Hukuk ve bilim bir ülkenin gelişim düzeyini, devletin birey -otorite arasındaki tercihinin yönünü ve bireyin birey olma yolundaki aşamalarını en iyi şekilde açıklayan iki olgudur aslında. Konunun önemine hukuk yönünden bakılacak olursa; hukuk, insan temelli olduğunda herkesin adaletle güvence altında olmasıdır, aksi halde otoritenin diktatörlüğünün meşrulaştırılması aracıdır.
Diğer yandan bilim; teknik, ekonomik, hukuki, sosyal, kültürel vb. alanlarda en ileriyi amaç edinir. Hukuk ile bilim arasındaki ilişki ise gerçeklerden kopmayan, gün be gün kendini yenileyen ve her yönden adil olanı bulma amacı açısından belirir. Şu halde hukuk ve bilim; gelişmiş ülke, sorumlu devlet, hukuk toplumu ve bilinçli birey yaratmada işbirliği yapmaktadır. Nitekim gelişmiş devlet örneklerine bakıldığında da bu iki kavramın varlığının maksimize düzeyde olduğu çok rahat algılanmaktadır.
Yukarıda açıklanan nedenlerden ötürü, hukuk ve bilimin birleşiminin yani hukukun akademik olarak işler kılınmasının değeri de ayrıca önem taşımaktadır. Bu nedenle hukukun bilim olarak değer kazandığı bir devlet, ideal devlet olma yolunda ön koşulu gerçekleştirmiş olacaktır. Ancak bu konu Türkiye açısından incelendiğinde acı gerçekler kendini göstermektedir.

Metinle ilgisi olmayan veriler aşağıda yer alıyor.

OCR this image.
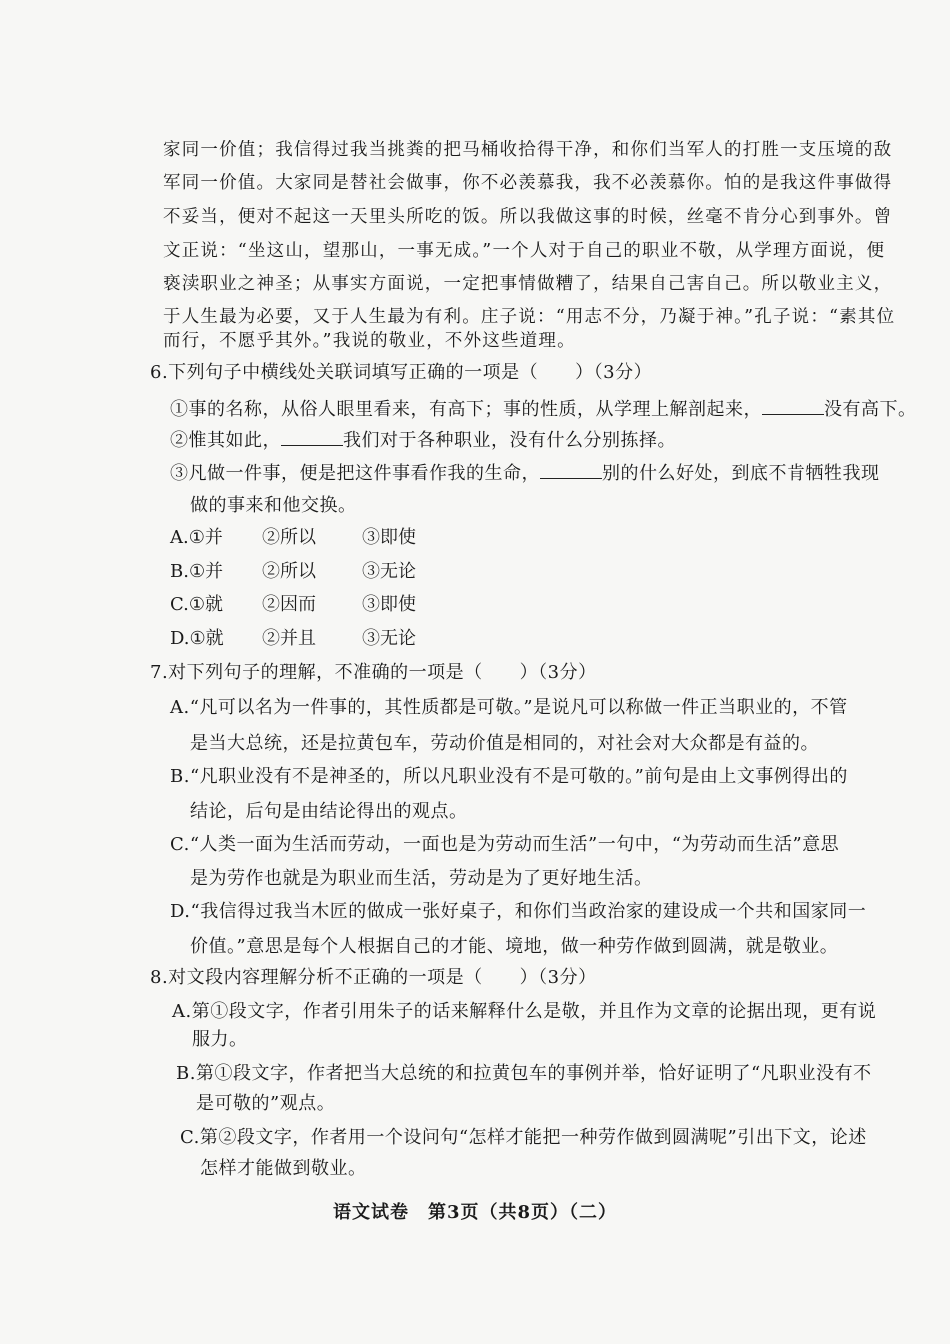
家同一价值；我信得过我当挑粪的把马桶收拾得干净，和你们当军人的打胜一支压境的敌
军同一价值。大家同是替社会做事，你不必羡慕我，我不必羡慕你。怕的是我这件事做得
不妥当，便对不起这一天里头所吃的饭。所以我做这事的时候，丝毫不肯分心到事外。曾
文正说：“坐这山，望那山，一事无成。”一个人对于自己的职业不敬，从学理方面说，便
亵渎职业之神圣；从事实方面说，一定把事情做糟了，结果自己害自己。所以敬业主义，
于人生最为必要，又于人生最为有利。庄子说：“用志不分，乃凝于神。”孔子说：“素其位
而行，不愿乎其外。”我说的敬业，不外这些道理。
6.下列句子中横线处关联词填写正确的一项是（　　）（3分）
①事的名称，从俗人眼里看来，有高下；事的性质，从学理上解剖起来，	没有高下。
②惟其如此，	我们对于各种职业，没有什么分别拣择。
③凡做一件事，便是把这件事看作我的生命，	别的什么好处，到底不肯牺牲我现
做的事来和他交换。
A.①并 ②所以	③即使
B.①并 ②所以	③无论
C.①就 ②因而	③即使
D.①就 ②并且	③无论
7.对下列句子的理解，不准确的一项是（　　）（3分）
A.“凡可以名为一件事的，其性质都是可敬。”是说凡可以称做一件正当职业的，不管
是当大总统，还是拉黄包车，劳动价值是相同的，对社会对大众都是有益的。
B.“凡职业没有不是神圣的，所以凡职业没有不是可敬的。”前句是由上文事例得出的
结论，后句是由结论得出的观点。
C.“人类一面为生活而劳动，一面也是为劳动而生活”一句中，“为劳动而生活”意思
是为劳作也就是为职业而生活，劳动是为了更好地生活。
D.“我信得过我当木匠的做成一张好桌子，和你们当政治家的建设成一个共和国家同一
价值。”意思是每个人根据自己的才能、境地，做一种劳作做到圆满，就是敬业。
8.对文段内容理解分析不正确的一项是（　　）（3分）
A.第①段文字，作者引用朱子的话来解释什么是敬，并且作为文章的论据出现，更有说
服力。
B.第①段文字，作者把当大总统的和拉黄包车的事例并举，恰好证明了“凡职业没有不
是可敬的”观点。
C.第②段文字，作者用一个设问句“怎样才能把一种劳作做到圆满呢”引出下文，论述
怎样才能做到敬业。
语文试卷　第3页（共8页）（二）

Belki de bu gerçeklerle yüzleşme imkanımız ile cesaretimiz olması dahilinde ve her şey açıklığı ile irdelendiği takdirde hukukun ve bilimin işlersizliği tespit edilecek ve şüphesiz sebeplerin ışığında çözüme doğru da bir ışık belirecektir.
Evet, Türkiye'de hukuk alanında bilim yapmak çok zordur gerçekten. Sanki etrafı dikenlerle çevrili bir arazide bulunmayı göze almaktır hukuk ve bilim bileşimi. Bu da hukuk ve bilime yönelik algı farkından kaynaklanmaktadır.
İşlev hukuk çevirmenliği, unvan hukuk bilim uzmanı?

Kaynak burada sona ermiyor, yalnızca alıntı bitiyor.